Born and educated in Kansas, the dynamic and engaging mezzo-soprano was a member of the young artist programs of the San Francisco, Houston Grand, and Santa Fe Opera companies after graduate studies at Philadelphia’s Academy of Vocal Arts.

During the 2005-06 season, DiDonato gave her Metropolitan Opera debut as Cherubino in Le nozze di Figaro, sang her role debut as Sesto in Mozart’s La clemenza di Tito at the Geneva Opera, and returned to Covent Garden as Rosina in a new production of Il barbiere di Siviglia – receiving the Royal Philharmonic Society’s Singer of the Year award. She reprised her tour-de-force as Dejanira in Handel’s Hercules in New York and London, earning a prestigious Laurence Olivier Award nomination for Outstanding Achievement in Opera. Britain’s Guardian stated “Joyce DiDonato gives the performance of a lifetime as Dejanira, hurling out coloratura with the fury of a psychopath before descending into insanity.” Finally, she capped off the season with a triumphant role debut in the title part of Massenet’s Cendrillon at Santa Fe Opera.

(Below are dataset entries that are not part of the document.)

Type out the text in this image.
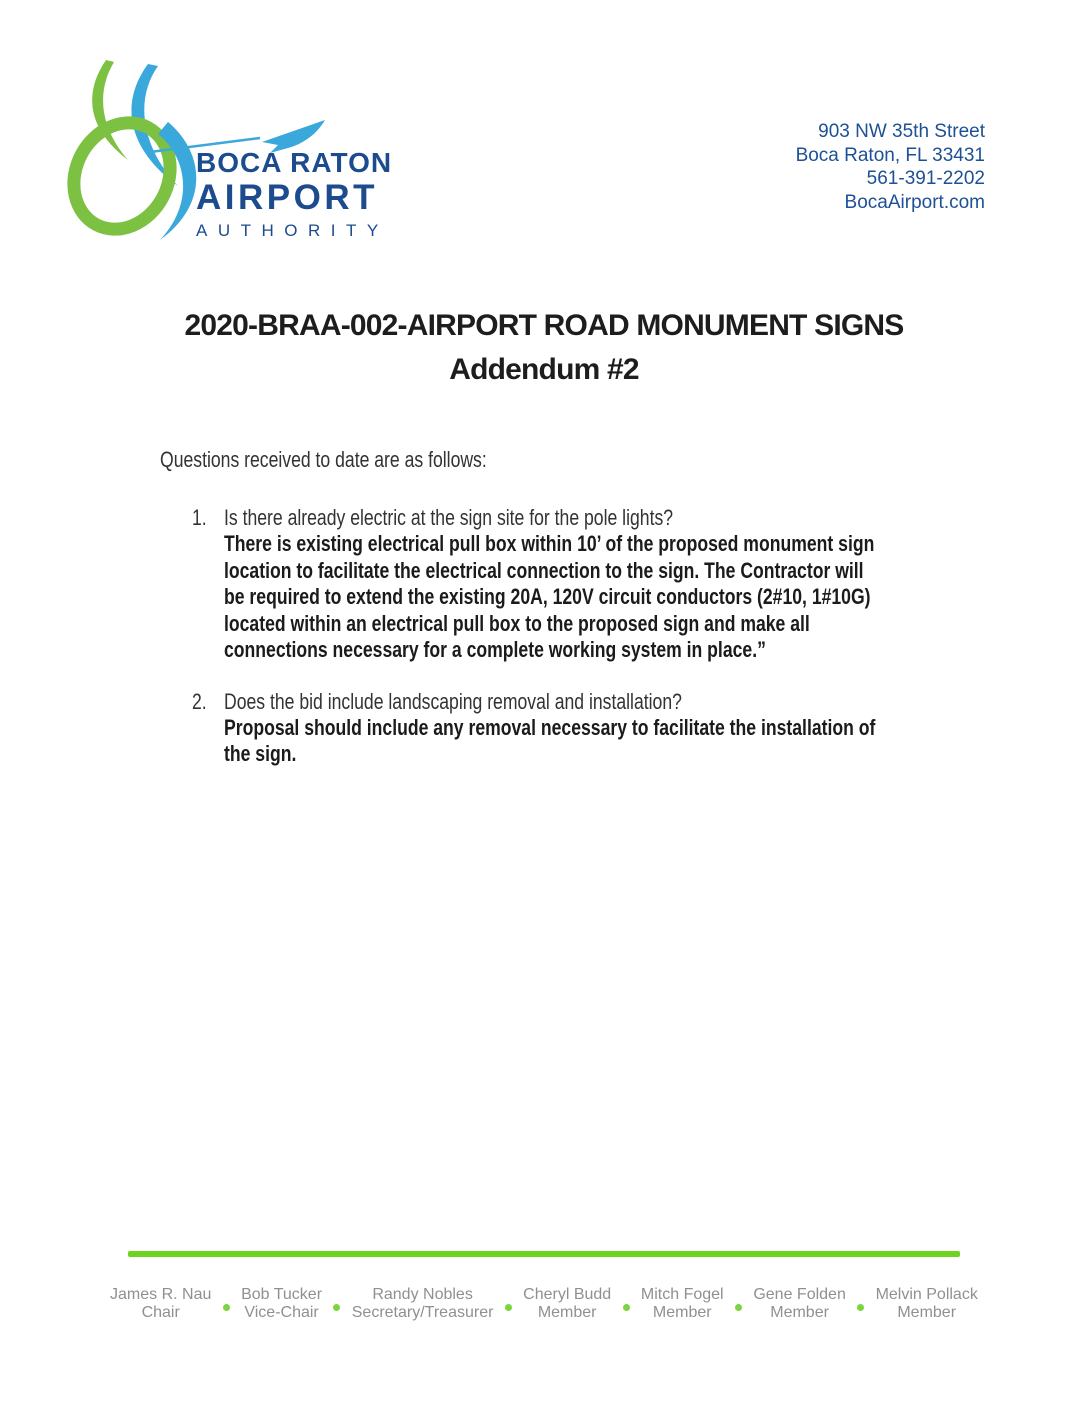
BOCA RATON
AIRPORT
AUTHORITY
903 NW 35th Street
Boca Raton, FL 33431
561-391-2202
BocaAirport.com
2020-BRAA-002-AIRPORT ROAD MONUMENT SIGNS
Addendum #2
Questions received to date are as follows:
1. Is there already electric at the sign site for the pole lights?
There is existing electrical pull box within 10’ of the proposed monument sign
location to facilitate the electrical connection to the sign. The Contractor will
be required to extend the existing 20A, 120V circuit conductors (2#10, 1#10G)
located within an electrical pull box to the proposed sign and make all
connections necessary for a complete working system in place.”
2. Does the bid include landscaping removal and installation?
Proposal should include any removal necessary to facilitate the installation of
the sign.
James R. Nau
Chair
Bob Tucker
Vice-Chair
Randy Nobles
Secretary/Treasurer
Cheryl Budd
Member
Mitch Fogel
Member
Gene Folden
Member
Melvin Pollack
Member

Of her newest complete opera recording, Handel’s Alcina, Gramophone commented: “DiDonato is superb: her Alcina is a complex, feminine creature, vain and vindictive – listen to her spine-tingling performance of ‘Ombre pallide’ ... This could well be the Alcina we’ve been waiting for.” Her extensive discography includes a disc of Handel duets with soprano Patrizia Ciofi; complete recordings of Rossini’s La Cenerentola, Handel’s Radamisto and Floridante, and Berlioz’s Benvenuto Cellini; and DVDs of Handel’s Hercules and Rossini’s Barbiere di Siviglia. She can also be heard in a survey of Antonio Vivaldi’s sacred music, as well as on four solo CDs – The Deepest Desire, ¡Pasión!, her debut recital from London’s Wigmore Hall, and Furore. At Houston Grand Opera she premiered and recorded the roles of Meg in Mark Adamo’s highly acclaimed Little Women, and of Katerina Maslova in Tod Machover’s epic Resurrection, both of which were recorded and are currently available.

Honors bestowed upon DiDonato – in addition to the Met’s Beverly Sills Award and the Royal Philharmonic Society’s Singer of the Year – include the Richard Tucker Award, given to a single American singer annually; second place in Plácido Domingo’s Operalia; and prizes from the George London Foundation, the ARIA Award Foundation, and the Sullivan Musical Foundation.